The utility also needs to approach DER service and maintenance differently. Once the DER is visible to the utility, it can be managed proactively within the context of the network model, with an eye on asset impact. It also opens new revenue opportunities where the utility may be able (depending upon regulations and geography) to deliver new, value-based services to Mr. and Mrs. Garcia. These might include alerting them when their solar panel output is dropping and their PV system needs maintenance, or increasing their choice to be able to participate in demand response or load shifting programs, or the sale of their excess or stored DER generation into other, third-party markets.

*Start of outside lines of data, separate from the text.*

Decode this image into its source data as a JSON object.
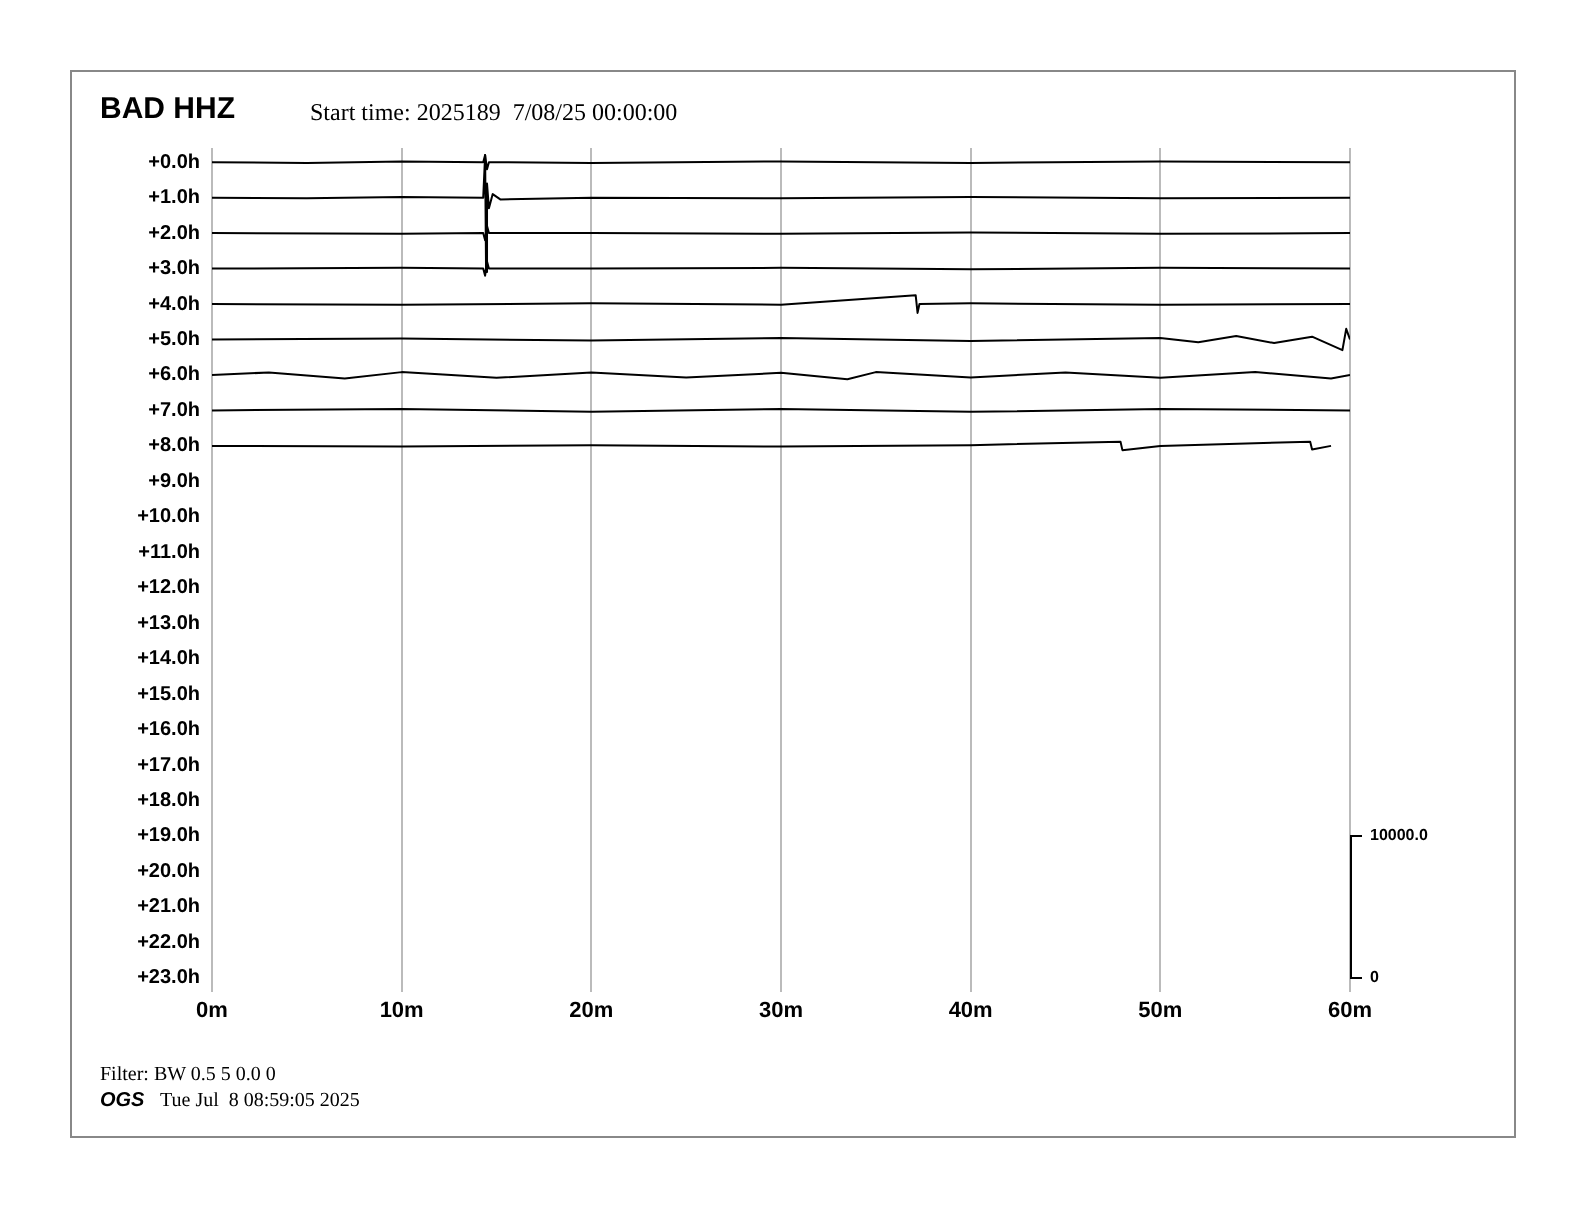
{
  "chart_data": {
    "type": "line",
    "title": "BAD HHZ",
    "subtitle": "Start time: 2025189  7/08/25 00:00:00",
    "annotations": [
      "Filter: BW 0.5 5 0.0 0",
      "OGS",
      "Tue Jul  8 08:59:05 2025"
    ],
    "xlim": [
      0,
      60
    ],
    "xticks": [
      {
        "value": 0,
        "label": "0m"
      },
      {
        "value": 10,
        "label": "10m"
      },
      {
        "value": 20,
        "label": "20m"
      },
      {
        "value": 30,
        "label": "30m"
      },
      {
        "value": 40,
        "label": "40m"
      },
      {
        "value": 50,
        "label": "50m"
      },
      {
        "value": 60,
        "label": "60m"
      }
    ],
    "ylim": [
      23.4,
      -0.4
    ],
    "yticks": [
      {
        "value": 0,
        "label": "+0.0h"
      },
      {
        "value": 1,
        "label": "+1.0h"
      },
      {
        "value": 2,
        "label": "+2.0h"
      },
      {
        "value": 3,
        "label": "+3.0h"
      },
      {
        "value": 4,
        "label": "+4.0h"
      },
      {
        "value": 5,
        "label": "+5.0h"
      },
      {
        "value": 6,
        "label": "+6.0h"
      },
      {
        "value": 7,
        "label": "+7.0h"
      },
      {
        "value": 8,
        "label": "+8.0h"
      },
      {
        "value": 9,
        "label": "+9.0h"
      },
      {
        "value": 10,
        "label": "+10.0h"
      },
      {
        "value": 11,
        "label": "+11.0h"
      },
      {
        "value": 12,
        "label": "+12.0h"
      },
      {
        "value": 13,
        "label": "+13.0h"
      },
      {
        "value": 14,
        "label": "+14.0h"
      },
      {
        "value": 15,
        "label": "+15.0h"
      },
      {
        "value": 16,
        "label": "+16.0h"
      },
      {
        "value": 17,
        "label": "+17.0h"
      },
      {
        "value": 18,
        "label": "+18.0h"
      },
      {
        "value": 19,
        "label": "+19.0h"
      },
      {
        "value": 20,
        "label": "+20.0h"
      },
      {
        "value": 21,
        "label": "+21.0h"
      },
      {
        "value": 22,
        "label": "+22.0h"
      },
      {
        "value": 23,
        "label": "+23.0h"
      }
    ],
    "y2lim": [
      -1000,
      58500
    ],
    "y2ticks": [
      {
        "value": 0,
        "label": "0"
      },
      {
        "value": 10000,
        "label": "10000.0"
      }
    ],
    "grid": "x",
    "legend": false,
    "marker": "none",
    "line_style": "solid",
    "series": [
      {
        "color": "#000000",
        "x": [
          0,
          5,
          10,
          14.3,
          14.4,
          14.5,
          14.6,
          20,
          30,
          40,
          50,
          60
        ],
        "values": [
          0,
          0.02,
          -0.02,
          0,
          -0.2,
          0.2,
          0,
          0.02,
          -0.02,
          0.02,
          -0.02,
          0
        ]
      },
      {
        "color": "#000000",
        "x": [
          0,
          5,
          10,
          14.3,
          14.4,
          14.45,
          14.5,
          14.6,
          14.8,
          15.2,
          20,
          30,
          40,
          50,
          60
        ],
        "values": [
          1,
          1.02,
          0.98,
          1,
          -0.2,
          3.1,
          0.6,
          1.3,
          0.9,
          1.05,
          1,
          1.02,
          0.98,
          1.02,
          1
        ]
      },
      {
        "color": "#000000",
        "x": [
          0,
          10,
          14.3,
          14.4,
          14.5,
          14.6,
          20,
          30,
          40,
          50,
          60
        ],
        "values": [
          2,
          2.02,
          2,
          2.2,
          1.8,
          2,
          2,
          2.02,
          1.98,
          2.02,
          2
        ]
      },
      {
        "color": "#000000",
        "x": [
          0,
          10,
          14.3,
          14.4,
          14.5,
          14.6,
          20,
          30,
          40,
          50,
          60
        ],
        "values": [
          3,
          2.98,
          3,
          3.2,
          2.8,
          3,
          3,
          2.98,
          3.02,
          2.98,
          3
        ]
      },
      {
        "color": "#000000",
        "x": [
          0,
          10,
          20,
          30,
          37.1,
          37.2,
          37.3,
          40,
          50,
          60
        ],
        "values": [
          4,
          4.02,
          3.98,
          4.02,
          3.75,
          4.25,
          4,
          3.98,
          4.02,
          4
        ]
      },
      {
        "color": "#000000",
        "x": [
          0,
          10,
          20,
          30,
          40,
          50,
          52,
          54,
          56,
          58,
          59.6,
          59.8,
          60
        ],
        "values": [
          5,
          4.97,
          5.03,
          4.96,
          5.04,
          4.96,
          5.08,
          4.9,
          5.1,
          4.92,
          5.3,
          4.7,
          5
        ]
      },
      {
        "color": "#000000",
        "x": [
          0,
          3,
          7,
          10,
          15,
          20,
          25,
          30,
          33.5,
          35,
          40,
          45,
          50,
          55,
          59,
          60
        ],
        "values": [
          6,
          5.93,
          6.1,
          5.92,
          6.08,
          5.93,
          6.07,
          5.94,
          6.12,
          5.92,
          6.07,
          5.93,
          6.08,
          5.92,
          6.1,
          6
        ]
      },
      {
        "color": "#000000",
        "x": [
          0,
          10,
          20,
          30,
          40,
          50,
          60
        ],
        "values": [
          7,
          6.96,
          7.04,
          6.96,
          7.04,
          6.96,
          7
        ]
      },
      {
        "color": "#000000",
        "x": [
          0,
          10,
          20,
          30,
          40,
          47.9,
          48,
          50,
          57.9,
          58,
          59
        ],
        "values": [
          8,
          8.02,
          7.98,
          8.02,
          7.98,
          7.88,
          8.12,
          8,
          7.88,
          8.1,
          8
        ]
      }
    ]
  }
}
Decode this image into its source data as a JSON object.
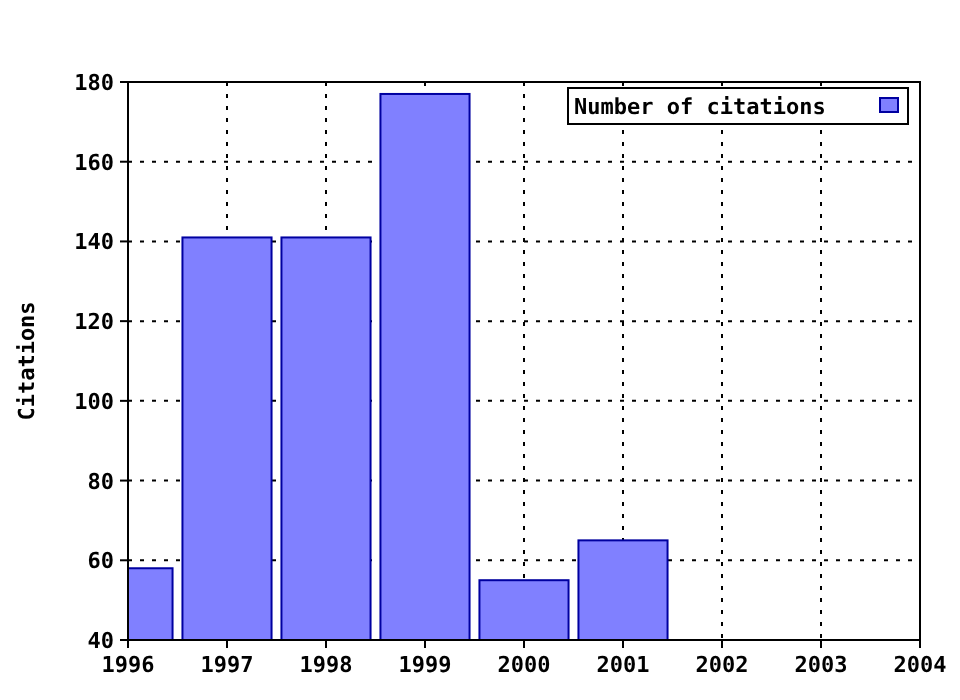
{
  "chart_data": {
    "type": "bar",
    "ylabel": "Citations",
    "x": [
      1996,
      1997,
      1998,
      1999,
      2000,
      2001
    ],
    "series": [
      {
        "name": "Number of citations",
        "color": "#8080ff",
        "values": [
          58,
          141,
          141,
          177,
          55,
          65
        ]
      }
    ],
    "xlim": [
      1996,
      2004
    ],
    "xticks": [
      1996,
      1997,
      1998,
      1999,
      2000,
      2001,
      2002,
      2003,
      2004
    ],
    "ylim": [
      40,
      180
    ],
    "yticks": [
      40,
      60,
      80,
      100,
      120,
      140,
      160,
      180
    ],
    "grid": true,
    "legend": "top right"
  }
}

With full visibility of the entire network, outage management can be handled differently, too. For example, during an outage event, customers with self-supply DERs could be re-prioritized in favor of other urgently impacted critical infrastructure locations. As long as the self-supply DER locations are re-energized prior to exhausting their own energy supply, those DER customers avoid an outage, while others experience an outage of shorter duration. DERs can also be leveraged during a FLISR event: if a circuit that has been re-configured becomes overloaded, available DERs can help to alleviate that condition.
Once the DER is integrated into the network, the utility can leverage its value in planning and operating models. This will defer the need to build new generation or T&D infrastructure with these “non-wires alternatives (NWA)”. And finally, once all these measures are successfully incorporated into the system, the utility can circle back to Mr. and Mrs. Garcia and to its other DER-connected customers with new programs, new information, and new models for continuing customer engagement and interaction, increasing both participation and revenue.
The path forward
Using a platform-based approach to grid optimization provides the benefits of being able to fully incorporate distributed grid management with an holistic, enterprise-approach. Instead of the traditional, independent system-based efforts, an integrated approach is the next befitting step forward. Amalgamating future customer demands cost-effectively with regulatory changes, grid operations, asset management and workforce optimization will contribute to scale newer heights. While the ultimate roadmap to success is not one-size-fits-all, it begins by executing on a strategy that puts all the pieces of the grid management puzzle together and unlocks opportunities not just in one area, but across the entire utility enterprise.